The spike in disability insurance applications (and awards) does not reflect a less healthy population. ... [T]he weak labor market has driven more people to apply for disability benefits that they qualify for but wouldn’t need if they could find work....
Today, however, many people with disabilities are able to engage in some form of work — even if they can’t admit that and still keep their insurance benefits.
Orzag takes a job with Citibank next month.
Dec 10, 2010
Preliminary Design For Metro West Replacement
From the Baltimore Sun:
The winner of a national competition to build an office campus for the Social Security Administration unveiled a preliminary design for the project Thursday at a meeting of Baltimore's Urban Design and Architecture Review Panel.
The $200 million office campus, which will house 1,600 SSA employees in Northwest Baltimore, will be anchored by two office buildings — one five stories, the other seven stories — connected by a large glass atrium.
One of the largest and most costly projects planned for Baltimore, the campus will also include a six-story garage, cafeteria, fitness center, day care center and parking spaces for 80 bicycles. Each office building will have a "green" roof, and most employee workstations will be less than 50 feet from a window.
Planned for 11.3 acres near the Reisterstown Road Plaza Metro Station, the 538,000-square-foot project will replace the 30-year-old Metro West complex on Greene Street near downtown Baltimore.
Demonstration Outside Social Security Central Offices
Employees frustrated with the federal government took their concerns to the Social Security building in Baltimore County on Friday, voicing anger about a possible freeze on federal pay and changes in Social Security.
WBAL-TV 11's Rob Roblin reported that the workers showed up in the snow at Social Security Administration headquarters in Woodlawn to let the government know that they want hands off Social Security.
"Hands off. the changes that they're proposing for Social Security (are) not good for anybody," said John Gage, national president of the American Federation of Government Employees. ...
U.S. Rep. Elijah Cummings, D-District 7, said he appeared at the gathering to show his support for federal workers, saying he opposes the proposed Social Security changes.
Camp To Be Ways And Means Chairman
Camp believes in fairy tales. From his website:
I support voluntary personal accounts for younger workers that would allow them to build a nest egg for retirement that they would own and control, and could pass on to their families. This will permanently strengthen Social Security, without changing benefits for those now in or near retirement, and without raising payroll taxes on workers.
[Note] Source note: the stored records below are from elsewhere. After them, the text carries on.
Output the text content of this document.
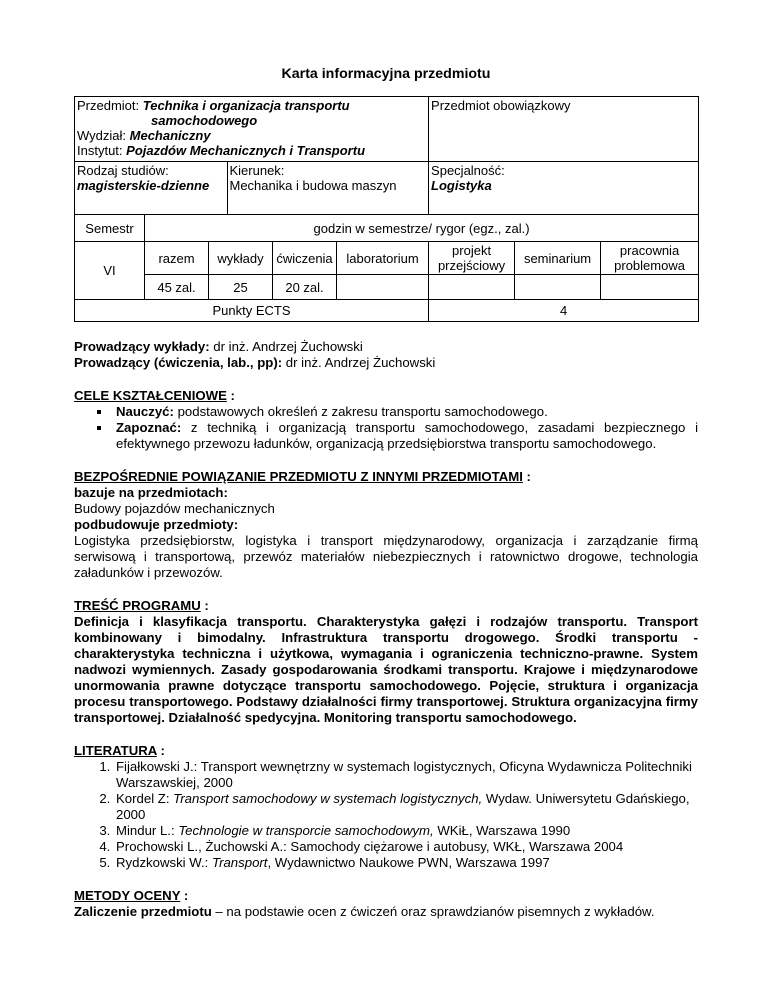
Karta informacyjna przedmiotu
Przedmiot: Technika i organizacja transportu
samochodowego
Wydział: Mechaniczny
Instytut: Pojazdów Mechanicznych i Transportu
	Przedmiot obowiązkowy

Rodzaj studiów:
magisterskie-dzienne

Kierunek:
Mechanika i budowa maszyn

Specjalność:
Logistyka

Semestr	godzin w semestrze/ rygor (egz., zal.)
VI	razem	wykłady	ćwiczenia	laboratorium	projekt przejściowy	seminarium	pracownia problemowa
45 zal.	25	20 zal.				
Punkty ECTS	4
Prowadzący wykłady: dr inż. Andrzej Żuchowski
Prowadzący (ćwiczenia, lab., pp): dr inż. Andrzej Żuchowski
CELE KSZTAŁCENIOWE :
▪ Nauczyć: podstawowych określeń z zakresu transportu samochodowego.
▪ Zapoznać: z techniką i organizacją transportu samochodowego, zasadami bezpiecznego i efektywnego przewozu ładunków, organizacją przedsiębiorstwa transportu samochodowego.
BEZPOŚREDNIE POWIĄZANIE PRZEDMIOTU Z INNYMI PRZEDMIOTAMI :
bazuje na przedmiotach:
Budowy pojazdów mechanicznych
podbudowuje przedmioty:
Logistyka przedsiębiorstw, logistyka i transport międzynarodowy, organizacja i zarządzanie firmą serwisową i transportową, przewóz materiałów niebezpiecznych i ratownictwo drogowe, technologia załadunków i przewozów.
TREŚĆ PROGRAMU :
Definicja i klasyfikacja transportu. Charakterystyka gałęzi i rodzajów transportu. Transport kombinowany i bimodalny. Infrastruktura transportu drogowego. Środki transportu - charakterystyka techniczna i użytkowa, wymagania i ograniczenia techniczno-prawne. System nadwozi wymiennych. Zasady gospodarowania środkami transportu. Krajowe i międzynarodowe unormowania prawne dotyczące transportu samochodowego. Pojęcie, struktura i organizacja procesu transportowego. Podstawy działalności firmy transportowej. Struktura organizacyjna firmy transportowej. Działalność spedycyjna. Monitoring transportu samochodowego.
LITERATURA :
1. Fijałkowski J.: Transport wewnętrzny w systemach logistycznych, Oficyna Wydawnicza Politechniki Warszawskiej, 2000
2. Kordel Z: Transport samochodowy w systemach logistycznych, Wydaw. Uniwersytetu Gdańskiego, 2000
3. Mindur L.: Technologie w transporcie samochodowym, WKiŁ, Warszawa 1990
4. Prochowski L., Żuchowski A.: Samochody ciężarowe i autobusy, WKŁ, Warszawa 2004
5. Rydzkowski W.: Transport, Wydawnictwo Naukowe PWN, Warszawa 1997
METODY OCENY :
Zaliczenie przedmiotu – na podstawie ocen z ćwiczeń oraz sprawdzianów pisemnych z wykładów.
Inheritance rights in personal accounts would especially help widows who depend on Social Security and eliminate the need for cumbersome regulations that too often deny individuals from receiving their benefits in a timely fashion.
Dec 9, 2010
ALJs Want More Security
Is Judge Brown giving the name of a claimant who appeared before him?Mark Brown, a federal Social Security judge in St. Louis, recalls spending time in his courtroom with Russell Weston, the Southern Illinois man who later entered the U.S. Capitol and shot two police officers to death.Brown cites the case to show that the nation's 1,400 Social Security judges can face potentially violent petitioners. He is pushing the federal government for more guards, better meeting rooms and other changes to improve the judges' safety. ...
Randall Frye, a Social Security judge in North Carolina and president of the association, said that besides additional guards, the biggest need was larger hearing rooms enabling more space between the judge and people pressing claims. He said that hearing rooms now averaged 300 square feet or less, about the size of a large bedroom.